Kita semua harus tahu bahwa keragaman menghasilkan permadani yang kaya warna, dan kita harus memahami bahwa semua benang permadani memiliki nilai yang sama, apa pun warnanya.
Agaknya hal tersebut diamini pula oleh Tirek (vokal), Elang (gitar), Andre (gitar), Openg (bass), serta Rozi (drum) ketika mereka sepakat untuk mengerucutkan pola kreasinya dalam sebuah band bernama Kalamesa.
Kalamesa dibentuk oleh sekelompok musisi dengan latar belakang yang beragam.

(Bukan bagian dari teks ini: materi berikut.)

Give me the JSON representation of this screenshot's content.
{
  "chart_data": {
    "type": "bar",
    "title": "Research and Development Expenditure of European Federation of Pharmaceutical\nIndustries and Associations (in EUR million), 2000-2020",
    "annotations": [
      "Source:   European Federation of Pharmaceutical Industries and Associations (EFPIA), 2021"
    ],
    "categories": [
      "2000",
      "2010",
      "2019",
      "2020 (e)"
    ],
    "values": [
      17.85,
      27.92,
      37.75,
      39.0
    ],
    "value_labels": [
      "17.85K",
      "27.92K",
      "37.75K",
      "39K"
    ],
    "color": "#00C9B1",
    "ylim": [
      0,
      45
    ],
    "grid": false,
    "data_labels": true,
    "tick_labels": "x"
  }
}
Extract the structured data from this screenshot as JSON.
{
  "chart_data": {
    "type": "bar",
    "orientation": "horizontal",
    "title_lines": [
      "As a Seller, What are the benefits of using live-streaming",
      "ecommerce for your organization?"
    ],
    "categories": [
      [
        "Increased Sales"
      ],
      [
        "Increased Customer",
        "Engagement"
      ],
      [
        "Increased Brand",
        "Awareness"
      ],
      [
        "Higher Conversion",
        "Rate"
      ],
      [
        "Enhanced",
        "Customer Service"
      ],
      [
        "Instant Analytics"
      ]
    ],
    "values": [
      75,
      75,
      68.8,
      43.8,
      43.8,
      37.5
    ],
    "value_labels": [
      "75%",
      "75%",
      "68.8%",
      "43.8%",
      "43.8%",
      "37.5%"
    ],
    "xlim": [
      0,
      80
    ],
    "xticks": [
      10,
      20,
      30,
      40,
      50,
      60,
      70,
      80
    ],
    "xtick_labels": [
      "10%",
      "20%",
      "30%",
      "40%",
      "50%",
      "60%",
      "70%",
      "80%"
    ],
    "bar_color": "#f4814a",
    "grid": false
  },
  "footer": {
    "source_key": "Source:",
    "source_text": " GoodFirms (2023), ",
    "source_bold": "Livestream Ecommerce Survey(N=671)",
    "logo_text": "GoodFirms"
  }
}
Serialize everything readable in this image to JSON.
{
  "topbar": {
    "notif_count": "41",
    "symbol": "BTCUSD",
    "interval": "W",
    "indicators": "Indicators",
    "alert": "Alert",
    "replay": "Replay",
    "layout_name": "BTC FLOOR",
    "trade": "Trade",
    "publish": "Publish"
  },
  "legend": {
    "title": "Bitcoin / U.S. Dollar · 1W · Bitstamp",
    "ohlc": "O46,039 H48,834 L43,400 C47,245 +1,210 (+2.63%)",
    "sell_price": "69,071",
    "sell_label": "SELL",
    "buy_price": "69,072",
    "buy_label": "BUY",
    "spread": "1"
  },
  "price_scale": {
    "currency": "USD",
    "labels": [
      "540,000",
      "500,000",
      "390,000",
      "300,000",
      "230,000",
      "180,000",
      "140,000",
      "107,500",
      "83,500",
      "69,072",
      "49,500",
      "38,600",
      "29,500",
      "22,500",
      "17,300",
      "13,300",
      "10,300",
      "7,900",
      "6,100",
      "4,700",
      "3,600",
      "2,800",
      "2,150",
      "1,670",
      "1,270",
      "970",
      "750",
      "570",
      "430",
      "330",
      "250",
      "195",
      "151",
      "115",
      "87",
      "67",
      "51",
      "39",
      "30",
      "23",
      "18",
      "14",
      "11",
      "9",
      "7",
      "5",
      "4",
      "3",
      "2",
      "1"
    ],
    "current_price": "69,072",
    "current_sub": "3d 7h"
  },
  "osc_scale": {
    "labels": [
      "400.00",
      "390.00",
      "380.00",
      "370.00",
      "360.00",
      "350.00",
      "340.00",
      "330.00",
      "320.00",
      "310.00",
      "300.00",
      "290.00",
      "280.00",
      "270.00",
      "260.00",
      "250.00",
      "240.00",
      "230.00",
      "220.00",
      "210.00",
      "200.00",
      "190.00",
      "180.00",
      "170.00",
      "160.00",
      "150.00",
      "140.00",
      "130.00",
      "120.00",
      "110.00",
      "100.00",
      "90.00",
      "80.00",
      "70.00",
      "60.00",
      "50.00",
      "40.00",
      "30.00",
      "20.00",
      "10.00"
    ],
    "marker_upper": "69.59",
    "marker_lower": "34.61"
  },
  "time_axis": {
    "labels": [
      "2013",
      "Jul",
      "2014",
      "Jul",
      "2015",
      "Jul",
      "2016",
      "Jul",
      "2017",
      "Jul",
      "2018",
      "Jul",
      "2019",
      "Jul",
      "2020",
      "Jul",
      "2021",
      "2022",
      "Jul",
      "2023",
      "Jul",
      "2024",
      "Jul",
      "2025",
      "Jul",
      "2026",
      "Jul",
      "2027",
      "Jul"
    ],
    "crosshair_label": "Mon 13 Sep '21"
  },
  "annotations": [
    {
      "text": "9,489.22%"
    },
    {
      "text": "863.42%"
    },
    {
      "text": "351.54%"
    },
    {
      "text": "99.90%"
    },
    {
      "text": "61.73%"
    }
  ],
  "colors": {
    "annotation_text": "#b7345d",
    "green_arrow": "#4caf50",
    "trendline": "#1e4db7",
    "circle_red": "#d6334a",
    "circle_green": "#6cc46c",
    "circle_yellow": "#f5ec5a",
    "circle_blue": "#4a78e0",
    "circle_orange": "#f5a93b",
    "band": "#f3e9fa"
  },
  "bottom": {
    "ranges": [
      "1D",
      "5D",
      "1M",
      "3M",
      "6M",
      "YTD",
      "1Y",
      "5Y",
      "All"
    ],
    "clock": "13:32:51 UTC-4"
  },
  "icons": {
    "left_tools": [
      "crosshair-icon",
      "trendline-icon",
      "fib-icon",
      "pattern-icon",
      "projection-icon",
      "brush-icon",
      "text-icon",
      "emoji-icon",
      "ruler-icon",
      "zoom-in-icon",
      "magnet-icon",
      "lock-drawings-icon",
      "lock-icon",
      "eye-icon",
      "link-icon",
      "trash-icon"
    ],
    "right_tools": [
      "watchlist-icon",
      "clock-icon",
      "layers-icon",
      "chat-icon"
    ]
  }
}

Terinspirasi oleh band-band ikonik seperti The Sigit dan Mooner, Kalamesa terus mendorong batas-batas genre mereka, menciptakan musik yang tidak hanya menghibur tetapi juga memancing pemikiran pendengarnya.
Sejak debut mereka pada tahun 2022, Kalamesa telah merilis serangkaian single yang menunjukkan kemampuan mereka untuk berinovasi dan berevolusi. Beberapa single yang mereka rilis ke permukaan seperti “Juvenile Delinquency,” “Biru /Membisu,” dan “Kill My Self,” telah diterima dengan baik, memperkuat posisi mereka di skena musik Indonesia, termasuk single keempat mereka, “Daydream” yang menandai babak baru dalam perjalanan musikal mereka, hingga hal tersebut menunjukkan komitmen mereka terhadap pertumbuhan dan eksplorasi artistik.
Seolah tidak ingin berpuas diri terlalu dini, mereka kembali melahirkan karya baru ke permukaan. Kali ini lewat sebuah single berjudul “5%”.
Diakui oleh mereka jika single ini berhubungan erat dengan eksplorasi mendalam tentang tekanan masyarakat modern dan dampak psikologis yang ditimbulkannya pada individu.
Lagu ini disampaikan melalui perpaduan unik pengaruh rock klasik dan modern, menawarkan lirik yang kuat dan aransemen musik yang penuh semangat.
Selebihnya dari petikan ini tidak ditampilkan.